The Gauhati High Court on Thursday set aside Police Commissioner MP Gupta’s order to ban the telecast of Begum Jaan, an Assamese TV show aired on the regional entertainment channel Rengoni, Live Law reported.

On August 24, Gupta had issued an order to ban the series for two months based on complaints that the show’s content hurt religious sentiments and could potentially incite violence, an allegation that the channel has rejected.

A single bench of Justice Suman Shyam on Thursday observed that the impugned order was passed without hearing the affected parties in the case. The court made the observation on a petition filed by AM Private Television Limited, which runs the channel.

According to reports, the serial was allegedly banned for promoting “love jihad” . “The serial contains visuals or words contemptuous and defamatory of a particular religion and section of society,” Gupta’s order had said, adding that complaints were received from Hindu Jagran Manch, a body linked to the ruling Bharatiya Janata Party’s ideological mentor Rashtriya Swayamsevak Sangh, and other groups including the All Assam Brahmin Youth Council and the United Trust of Assam.

During the hearing on Thursday, advocate S Sarma, appearing for the production house, contended that the police commissioner could not pass the order based on recommendations of a district monitoring committee. Sarma added that the committee did not include a representative from the channel. “As per the latest guidelines of the Ministry of Information and Broadcasting issued in 2017, a representative from the electronic media should be included in the Monitoring Committee,” he said.

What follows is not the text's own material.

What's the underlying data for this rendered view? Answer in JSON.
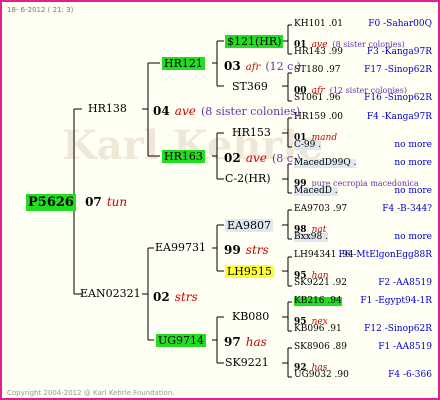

The state government argued that even if the constitution of the committee was illegal, it did not have any consequence on the order, as Gupta was “independently competent to pass it”. However, the High Court rejected the contention and said that it was evident the petitioner was not given an opportunity of a hearing in the case.

“The complaints were evidently addressed to the Chairman of the Monitoring Committee and therefore, a duly constituted monitoring committee was required to apply its mind on the merit of the complaints before making any recommendation in the matter, which has apparently not been done in this case,” the court noted. “Also, the impugned order did not record any reason.”

The High Court added that the ban on the TV series was imposed without following the procedure laid down under the Cable TV Networks (Regulation) Act 1994. It further noted that the ban was unsustainable in the eye of law not only on the ground of violating the procedure but also “for violating the principles of natural justice and for non-application of mind”.

The bench then set aside Gupta’s order and gave time to the competent authority to decide the matter afresh, after hearing the petitioner in the case. Till then, the court said that AM Private Television will be “at the liberty to telecast the serial”.

However, the High Court added that the telecast of Begum Jaan should be subject to the condition that the managing director of the channel should personally ensure that “any content of the Serial which is deemed to be universally objectionable on the ground of violation of communal harmony or which may contain anything that may harm the religious sentiment of any community, is deleted, before making the telecast”.